A sold-out crowd of 2,400 marathon participants from ten countries and 44 U.S. states will line up for the 33rd Kaiser Permanente Napa Valley Marathon on Sunday, March 6, 2011. When they do, this year’s race theme, “All Things Boston,” will resound in their ears, a tribute to the venerable Boston Marathon. The two marathons on opposite coasts have ties going back to the 1980s.

Napa Valley Marathon

Napa Valley Marathon

One of these ties is through Dick Beardsley whose marathon best of 2 hours, 8 minutes, 54 seconds, set at the 1982 Boston Marathon – the memorable “Duel in the Sun” with Alberto Salazar – is the fifth fastest marathon time by an American man. In 1987, Beardsley set the current Napa Valley Marathon (NVM) course record of 2:16:30. He suffered a series of freak accidents and multiple surgeries from 1989 through the early 1990s, a difficult addiction to prescription pain-killing drugs, and a lengthy rehab. Beardsley restarted his running career at the 2000 Napa Valley Marathon, running 3:23:05. He has returned to the event every year since then, often competing, and always serving as a popular motivational speaker.“Among my eighty-some marathons, I’ve run Napa more times than any other, around seven times,” Beardsley said. “And, I’ve said this for years: My two favorite races in the world are Napa and Grandma’s Marathons.
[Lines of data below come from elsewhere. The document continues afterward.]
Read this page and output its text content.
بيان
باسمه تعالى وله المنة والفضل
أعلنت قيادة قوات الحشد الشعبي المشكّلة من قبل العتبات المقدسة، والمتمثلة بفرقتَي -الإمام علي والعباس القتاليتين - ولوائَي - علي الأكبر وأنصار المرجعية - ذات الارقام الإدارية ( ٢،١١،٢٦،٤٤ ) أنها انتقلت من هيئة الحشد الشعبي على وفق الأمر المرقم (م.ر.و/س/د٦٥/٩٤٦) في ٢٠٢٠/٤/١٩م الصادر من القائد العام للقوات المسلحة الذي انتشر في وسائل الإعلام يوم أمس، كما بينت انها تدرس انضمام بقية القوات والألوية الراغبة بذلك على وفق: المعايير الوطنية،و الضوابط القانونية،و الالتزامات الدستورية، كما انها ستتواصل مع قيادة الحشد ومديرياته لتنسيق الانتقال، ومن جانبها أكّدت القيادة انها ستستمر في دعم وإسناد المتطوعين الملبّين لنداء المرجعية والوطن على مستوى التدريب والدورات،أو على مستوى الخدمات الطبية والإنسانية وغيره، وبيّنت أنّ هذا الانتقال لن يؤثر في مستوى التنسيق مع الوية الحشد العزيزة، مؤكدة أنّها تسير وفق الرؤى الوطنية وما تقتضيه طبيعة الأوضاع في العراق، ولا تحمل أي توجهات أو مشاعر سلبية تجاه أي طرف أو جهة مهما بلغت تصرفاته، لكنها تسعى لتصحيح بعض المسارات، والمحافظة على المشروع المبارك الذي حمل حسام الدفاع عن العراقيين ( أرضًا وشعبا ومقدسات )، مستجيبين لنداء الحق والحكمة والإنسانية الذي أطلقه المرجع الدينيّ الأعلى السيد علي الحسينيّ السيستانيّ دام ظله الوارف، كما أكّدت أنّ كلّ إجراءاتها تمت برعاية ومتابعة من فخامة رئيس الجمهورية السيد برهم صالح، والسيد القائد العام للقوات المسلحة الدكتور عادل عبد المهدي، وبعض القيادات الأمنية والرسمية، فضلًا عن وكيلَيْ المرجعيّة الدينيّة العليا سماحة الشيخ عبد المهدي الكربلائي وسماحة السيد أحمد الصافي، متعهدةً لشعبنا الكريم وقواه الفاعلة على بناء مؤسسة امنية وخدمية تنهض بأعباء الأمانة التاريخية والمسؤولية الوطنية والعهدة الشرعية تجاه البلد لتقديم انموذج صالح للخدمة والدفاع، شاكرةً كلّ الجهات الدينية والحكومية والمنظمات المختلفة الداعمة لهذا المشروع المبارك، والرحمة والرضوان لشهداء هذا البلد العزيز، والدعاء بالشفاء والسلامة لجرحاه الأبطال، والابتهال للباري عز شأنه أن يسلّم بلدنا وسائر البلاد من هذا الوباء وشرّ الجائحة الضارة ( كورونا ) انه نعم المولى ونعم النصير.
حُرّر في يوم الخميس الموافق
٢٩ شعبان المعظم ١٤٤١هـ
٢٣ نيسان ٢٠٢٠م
Of course, Boston is right there, too.”

On April 18, 2011, Boston will celebrate the 115th running of its annual marathon. This year, Beardsley will join a special group of dignitaries who are invited to NVM in acknowledgment of the Boston Marathon’s vaunted place among the world’s myriad of footraces. They include Guy Morse (former Executive Director, now Senior Director of External Affairs, of the Boston Athletic Association – organizers of the Boston Marathon), Bill “Boston Billy” Rodgers (four-time winner of Boston) and Joan Benoit Samuelson (a two-time Boston champion and winner of the inaugural women’s marathon at the 1984 Olympic Games). The group will appear and speak at NVM’s Marathon College on Saturday, March 5 at the Napa Valley Marriott Hotel & Spa (marathon host hotel).

The Napa Valley Marathon was born in 1979 during the U.S. running boom that was triggered by Frank Shorter’s stunning victory at the 1972 Olympic Games Marathon. Throughout this running boom, which is enjoying a dramatic resurgence today, the venerable Boston Marathon has retained its status as the gold standard among popular marathons. Each year, numerous everyday runners set their sights on Boston as their personal “Olympic Games”. Boston Marathon participants must earn their entry into the race by achieving a fairly demanding marathon qualifying time, based on the entrant’s gender and age.

Historically, the fast, point-to-point, USA Track & Field certified (for accurate distance) marathon course through the scenic Napa Valley has attracted marathon devotees whose goal is to achieve a qualifying time for the Boston Marathon. This year, 30 NVM entrants stated on their entry form that their primary motivation for running Napa is to qualify for Boston.

“The Napa and Boston courses are similar to each other in many ways,” Beardsley said. “They’re both rolling, point-to-point, and potentially fast if you run them intelligently. And, Napa has its own rendition of (Boston’s) Heartbreak Hill at 20 miles. Napa has the right combination of factors for a Boston qualifier: Good weather for the most part, some good downhills where you can fly, and excellent aid station and volunteer support.”

Both NVM and the Boston Marathon have enjoyed sold-out participant fields annually during the past decade. For its 2011 edition, NVM reached its 2,400-particpant limit last New Year’s Eve, the earliest sellout date ever for the event. This year’s Boston Marathon sold out its 26,790 entries in just eight hours; last year it took just over two months. Entry limits for NVM are largely determined by the number of available hotel rooms in the world-renowned Napa Valley wine producing and tasting region.

Indeed, the Napa Valley Marathon’s popularity has paralleled the steady growth of running in the U.S. In 2010, the U.S. established record annual highs in total marathon finishers (more than 500,000) and active marathons (more than 600) according to Running USA, a non-profit organization created in 1999 to improve the status of road racing. What fuels this growth at the challenging 26.2-mile marathon distance?

“The success and growth of popular marathon training programs, for both charity and non-charity purposes, have prepared many new runners for the distance,” said Ryan Lamppa, Running USA’s Media Director. “Well-organized, fun marathons tied to a community – such as Napa Valley – have created a ‘brand’ and tremendous goodwill that runners want to experience. Also, increased media coverage of marathon mania has fueled the buzz. Through websites and email, runners hear about the sellouts so when registration opens for their marathon of choice they sign-up earlier and earlier, creating earlier sellouts.”

Runner’s World magazine selected NVM as one of the top ten U.S. marathons for first-time marathon participants in its January 2011 issue. A remarkable 30 percent of NVM’s 2,400 entrants in 2011 indicated on their entries that the race will serve as their marathon debut.

The 2011 Kaiser Permanente Napa Valley Marathon starts on Sunday, March 6th at 7:00am sharp in Calistoga on the Silverado Trail near the intersection of Rosedale Road. The marathon’s fast, USA Track & Field certified (for accurate distance) road course runs the length of the beautiful Silverado Trail and finishes at Vintage High School in Napa.

Entry slots are still available for the companion Kiwanis 5K Fun Run, which starts (8:00am) and finishes at Vintage High School on marathon morning.

Every Napa Valley Marathon participant assists important local causes. All proceeds from the Napa Valley Marathon (a non-profit organization) are donated to local charities and schools in the Napa Valley region.